Sunday, March 25, 2018

European Court Upholds Germany's Removal of Children From Religious Sect Parents

Last week in the cases of Tlapak and Others v. Germany and Wetjen and Others v. Germany, (ECHR, March 22, 2018), the European Court of Human Rights in Chamber Judgments upheld the action of a German Family Court against claims by four families asserting their Article 8 Convention right to respect for private and family life.  A press release from the European Court described last week's decisions:
The cases concerned the partial withdrawal of parental authority and the taking into care of children belonging to the Twelve Tribes Church (Zwölf Stämme), living in two communities in Bavaria (Germany). In 2012 the press reported that church members punished their children by caning. The reports were subsequently corroborated by video footage of caning filmed with a hidden camera in one of the communities. Based on these press reports, as well as statements by former members of the church, the children living in the communities were taken into care in September 2013 by court order. The proceedings before the European Court have been brought by four families who are members of the Twelve Tribes Church.
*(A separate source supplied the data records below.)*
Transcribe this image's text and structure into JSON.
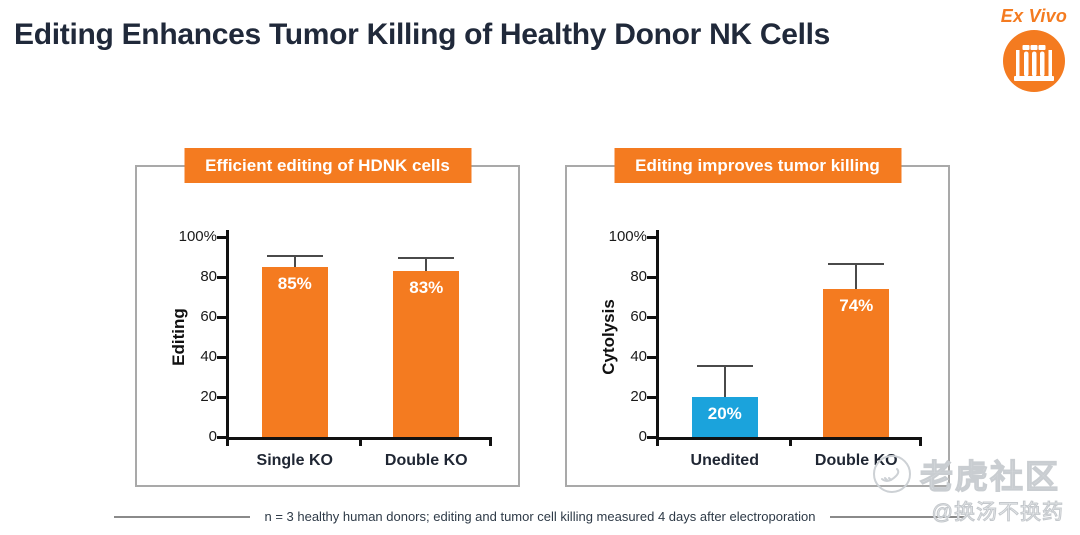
{
  "title": "Editing Enhances Tumor Killing of Healthy Donor NK Cells",
  "badge": {
    "label": "Ex Vivo",
    "icon": "test-tubes-icon",
    "color": "#F47B20"
  },
  "colors": {
    "orange": "#F47B20",
    "blue": "#1BA3DC",
    "navy": "#20293A",
    "panel_border": "#A9A9A9"
  },
  "chart_data": [
    {
      "type": "bar",
      "title": "Efficient editing of HDNK cells",
      "ylabel": "Editing",
      "xlabel": "",
      "ylim": [
        0,
        100
      ],
      "grid": false,
      "yticks": [
        {
          "v": 100,
          "label": "100%"
        },
        {
          "v": 80,
          "label": "80"
        },
        {
          "v": 60,
          "label": "60"
        },
        {
          "v": 40,
          "label": "40"
        },
        {
          "v": 20,
          "label": "20"
        },
        {
          "v": 0,
          "label": "0"
        }
      ],
      "categories": [
        "Single KO",
        "Double KO"
      ],
      "values": [
        85,
        83
      ],
      "error_top": [
        91,
        90
      ],
      "bar_labels": [
        "85%",
        "83%"
      ],
      "bar_colors": [
        "#F47B20",
        "#F47B20"
      ]
    },
    {
      "type": "bar",
      "title": "Editing improves tumor killing",
      "ylabel": "Cytolysis",
      "xlabel": "",
      "ylim": [
        0,
        100
      ],
      "grid": false,
      "yticks": [
        {
          "v": 100,
          "label": "100%"
        },
        {
          "v": 80,
          "label": "80"
        },
        {
          "v": 60,
          "label": "60"
        },
        {
          "v": 40,
          "label": "40"
        },
        {
          "v": 20,
          "label": "20"
        },
        {
          "v": 0,
          "label": "0"
        }
      ],
      "categories": [
        "Unedited",
        "Double KO"
      ],
      "values": [
        20,
        74
      ],
      "error_top": [
        36,
        87
      ],
      "bar_labels": [
        "20%",
        "74%"
      ],
      "bar_colors": [
        "#1BA3DC",
        "#F47B20"
      ]
    }
  ],
  "footnote": {
    "text": "n = 3 healthy human donors; editing and tumor cell killing measured 4 days after electroporation"
  },
  "watermark": {
    "community": "老虎社区",
    "handle": "@换汤不换药"
  }
}
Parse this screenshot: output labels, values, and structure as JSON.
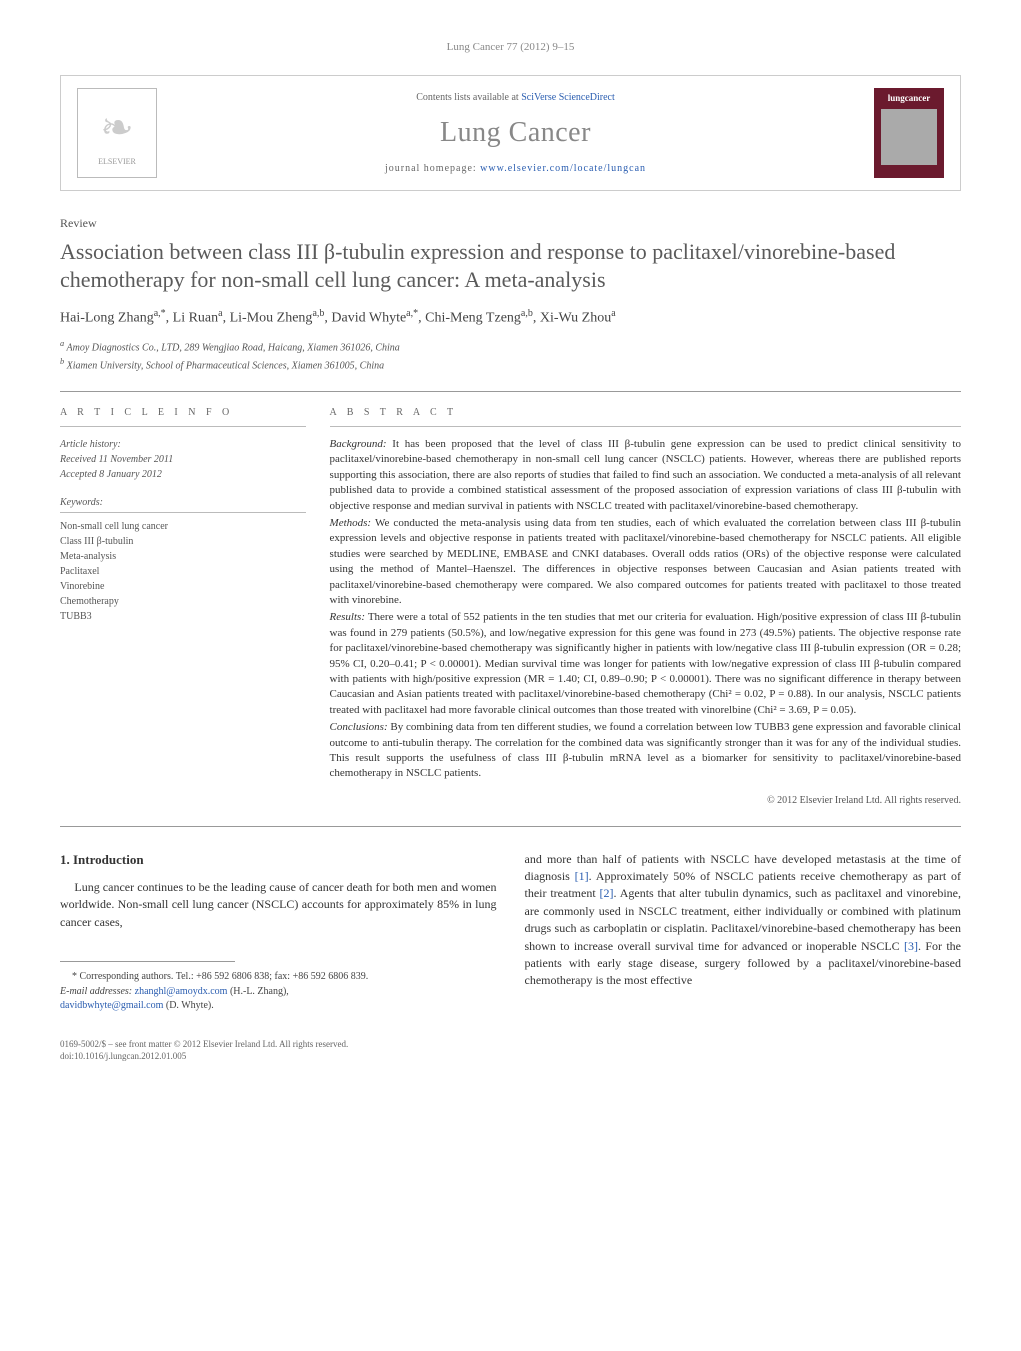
{
  "header": {
    "citation": "Lung Cancer 77 (2012) 9–15",
    "contents_prefix": "Contents lists available at ",
    "contents_link": "SciVerse ScienceDirect",
    "journal_name": "Lung Cancer",
    "homepage_prefix": "journal homepage: ",
    "homepage_link": "www.elsevier.com/locate/lungcan",
    "publisher": "ELSEVIER",
    "cover_label": "lungcancer"
  },
  "article": {
    "type": "Review",
    "title": "Association between class III β-tubulin expression and response to paclitaxel/vinorebine-based chemotherapy for non-small cell lung cancer: A meta-analysis",
    "authors_html": "Hai-Long Zhang<sup>a,*</sup>, Li Ruan<sup>a</sup>, Li-Mou Zheng<sup>a,b</sup>, David Whyte<sup>a,*</sup>, Chi-Meng Tzeng<sup>a,b</sup>, Xi-Wu Zhou<sup>a</sup>",
    "affiliations": [
      "a Amoy Diagnostics Co., LTD, 289 Wengjiao Road, Haicang, Xiamen 361026, China",
      "b Xiamen University, School of Pharmaceutical Sciences, Xiamen 361005, China"
    ]
  },
  "info": {
    "heading": "A R T I C L E   I N F O",
    "history_label": "Article history:",
    "received": "Received 11 November 2011",
    "accepted": "Accepted 8 January 2012",
    "keywords_label": "Keywords:",
    "keywords": [
      "Non-small cell lung cancer",
      "Class III β-tubulin",
      "Meta-analysis",
      "Paclitaxel",
      "Vinorebine",
      "Chemotherapy",
      "TUBB3"
    ]
  },
  "abstract": {
    "heading": "A B S T R A C T",
    "background_label": "Background:",
    "background": " It has been proposed that the level of class III β-tubulin gene expression can be used to predict clinical sensitivity to paclitaxel/vinorebine-based chemotherapy in non-small cell lung cancer (NSCLC) patients. However, whereas there are published reports supporting this association, there are also reports of studies that failed to find such an association. We conducted a meta-analysis of all relevant published data to provide a combined statistical assessment of the proposed association of expression variations of class III β-tubulin with objective response and median survival in patients with NSCLC treated with paclitaxel/vinorebine-based chemotherapy.",
    "methods_label": "Methods:",
    "methods": " We conducted the meta-analysis using data from ten studies, each of which evaluated the correlation between class III β-tubulin expression levels and objective response in patients treated with paclitaxel/vinorebine-based chemotherapy for NSCLC patients. All eligible studies were searched by MEDLINE, EMBASE and CNKI databases. Overall odds ratios (ORs) of the objective response were calculated using the method of Mantel–Haenszel. The differences in objective responses between Caucasian and Asian patients treated with paclitaxel/vinorebine-based chemotherapy were compared. We also compared outcomes for patients treated with paclitaxel to those treated with vinorebine.",
    "results_label": "Results:",
    "results": " There were a total of 552 patients in the ten studies that met our criteria for evaluation. High/positive expression of class III β-tubulin was found in 279 patients (50.5%), and low/negative expression for this gene was found in 273 (49.5%) patients. The objective response rate for paclitaxel/vinorebine-based chemotherapy was significantly higher in patients with low/negative class III β-tubulin expression (OR = 0.28; 95% CI, 0.20–0.41; P < 0.00001). Median survival time was longer for patients with low/negative expression of class III β-tubulin compared with patients with high/positive expression (MR = 1.40; CI, 0.89–0.90; P < 0.00001). There was no significant difference in therapy between Caucasian and Asian patients treated with paclitaxel/vinorebine-based chemotherapy (Chi² = 0.02, P = 0.88). In our analysis, NSCLC patients treated with paclitaxel had more favorable clinical outcomes than those treated with vinorelbine (Chi² = 3.69, P = 0.05).",
    "conclusions_label": "Conclusions:",
    "conclusions": " By combining data from ten different studies, we found a correlation between low TUBB3 gene expression and favorable clinical outcome to anti-tubulin therapy. The correlation for the combined data was significantly stronger than it was for any of the individual studies. This result supports the usefulness of class III β-tubulin mRNA level as a biomarker for sensitivity to paclitaxel/vinorebine-based chemotherapy in NSCLC patients.",
    "copyright": "© 2012 Elsevier Ireland Ltd. All rights reserved."
  },
  "body": {
    "section_heading": "1. Introduction",
    "col1_p1": "Lung cancer continues to be the leading cause of cancer death for both men and women worldwide. Non-small cell lung cancer (NSCLC) accounts for approximately 85% in lung cancer cases,",
    "col2_p1_a": "and more than half of patients with NSCLC have developed metastasis at the time of diagnosis ",
    "ref1": "[1]",
    "col2_p1_b": ". Approximately 50% of NSCLC patients receive chemotherapy as part of their treatment ",
    "ref2": "[2]",
    "col2_p1_c": ". Agents that alter tubulin dynamics, such as paclitaxel and vinorebine, are commonly used in NSCLC treatment, either individually or combined with platinum drugs such as carboplatin or cisplatin. Paclitaxel/vinorebine-based chemotherapy has been shown to increase overall survival time for advanced or inoperable NSCLC ",
    "ref3": "[3]",
    "col2_p1_d": ". For the patients with early stage disease, surgery followed by a paclitaxel/vinorebine-based chemotherapy is the most effective"
  },
  "footnote": {
    "corr": "* Corresponding authors. Tel.: +86 592 6806 838; fax: +86 592 6806 839.",
    "email_label": "E-mail addresses: ",
    "email1": "zhanghl@amoydx.com",
    "email1_who": " (H.-L. Zhang), ",
    "email2": "davidbwhyte@gmail.com",
    "email2_who": " (D. Whyte)."
  },
  "bottom": {
    "line1": "0169-5002/$ – see front matter © 2012 Elsevier Ireland Ltd. All rights reserved.",
    "line2": "doi:10.1016/j.lungcan.2012.01.005"
  },
  "colors": {
    "link": "#2a5db0",
    "cover_bg": "#6b1a2e",
    "text_gray": "#5a5a5a"
  }
}
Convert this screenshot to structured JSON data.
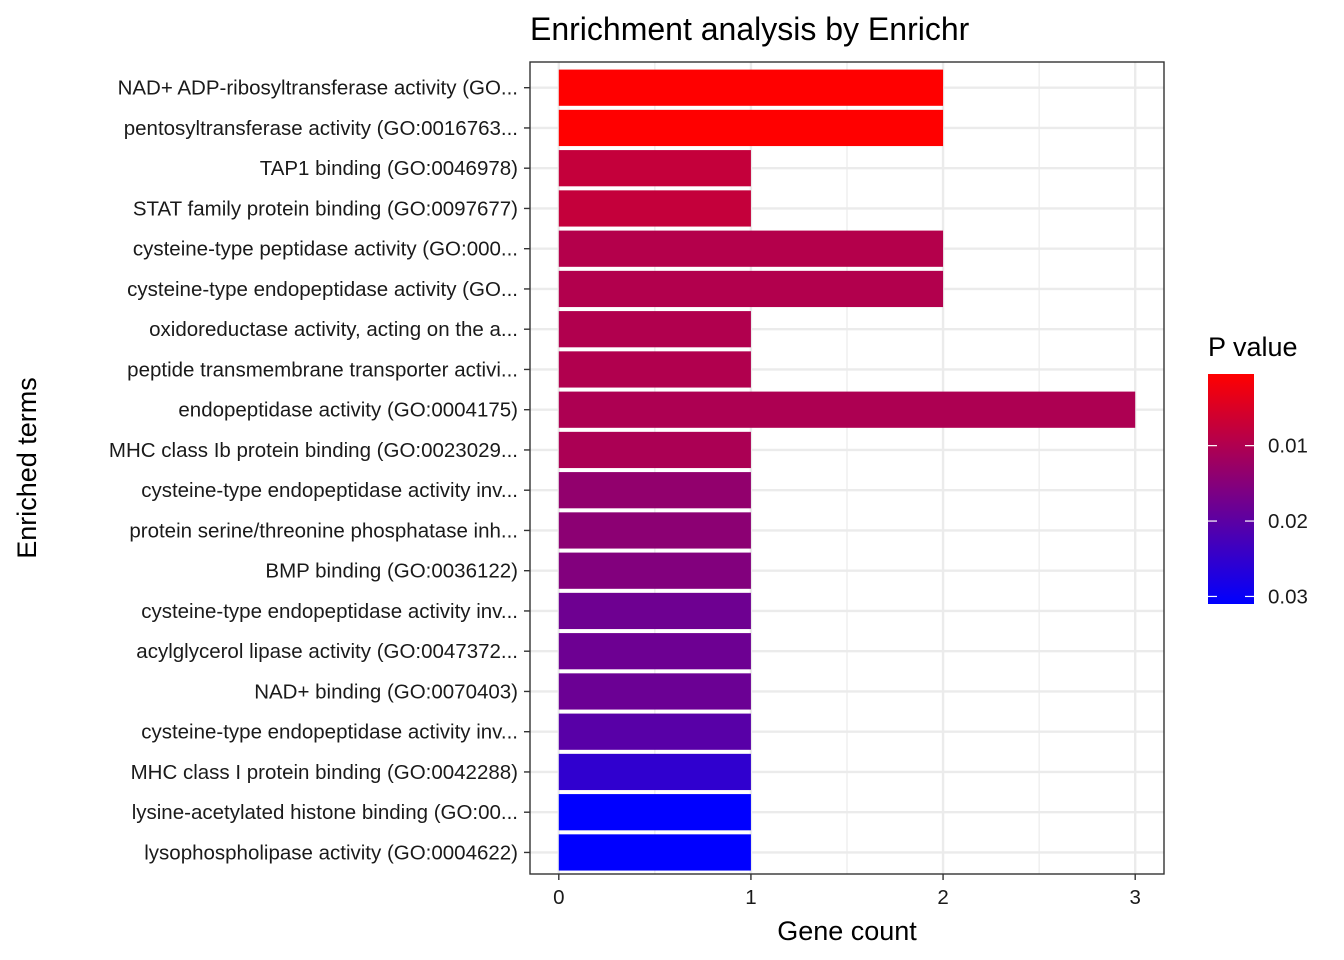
{
  "chart_data": {
    "type": "bar",
    "orientation": "horizontal",
    "title": "Enrichment analysis by Enrichr",
    "xlabel": "Gene count",
    "ylabel": "Enriched terms",
    "xlim": [
      0,
      3
    ],
    "xticks": [
      0,
      1,
      2,
      3
    ],
    "grid": true,
    "categories": [
      "NAD+ ADP-ribosyltransferase activity (GO...",
      "pentosyltransferase activity (GO:0016763...",
      "TAP1 binding (GO:0046978)",
      "STAT family protein binding (GO:0097677)",
      "cysteine-type peptidase activity (GO:000...",
      "cysteine-type endopeptidase activity (GO...",
      "oxidoreductase activity, acting on the a...",
      "peptide transmembrane transporter activi...",
      "endopeptidase activity (GO:0004175)",
      "MHC class Ib protein binding (GO:0023029...",
      "cysteine-type endopeptidase activity inv...",
      "protein serine/threonine phosphatase inh...",
      "BMP binding (GO:0036122)",
      "cysteine-type endopeptidase activity inv...",
      "acylglycerol lipase activity (GO:0047372...",
      "NAD+ binding (GO:0070403)",
      "cysteine-type endopeptidase activity inv...",
      "MHC class I protein binding (GO:0042288)",
      "lysine-acetylated histone binding (GO:00...",
      "lysophospholipase activity (GO:0004622)"
    ],
    "values": [
      2,
      2,
      1,
      1,
      2,
      2,
      1,
      1,
      3,
      1,
      1,
      1,
      1,
      1,
      1,
      1,
      1,
      1,
      1,
      1
    ],
    "p_values": [
      0.0005,
      0.0005,
      0.0075,
      0.0075,
      0.0095,
      0.0097,
      0.0098,
      0.0098,
      0.0103,
      0.0105,
      0.0135,
      0.0142,
      0.0155,
      0.0178,
      0.018,
      0.0182,
      0.0205,
      0.0252,
      0.031,
      0.031
    ],
    "legend": {
      "title": "P value",
      "position": "right",
      "range": [
        0.0005,
        0.031
      ],
      "ticks": [
        0.01,
        0.02,
        0.03
      ],
      "tick_labels": [
        "0.01",
        "0.02",
        "0.03"
      ],
      "low_color": "#FF0000",
      "high_color": "#0000FF"
    }
  }
}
They complain about the German courts’ partial withdrawal of their parental authority and the splitting up of their families.
The Court agreed with the German courts that the risk of systematic and regular caning of children justified withdrawing parts of the parents’ authority and taking the children into care. Their decisions had been based on a risk of inhuman or degrading treatment, which is prohibited in absolute terms under the European Convention.
Chamber judgments may be appealed to the Grand Chamber.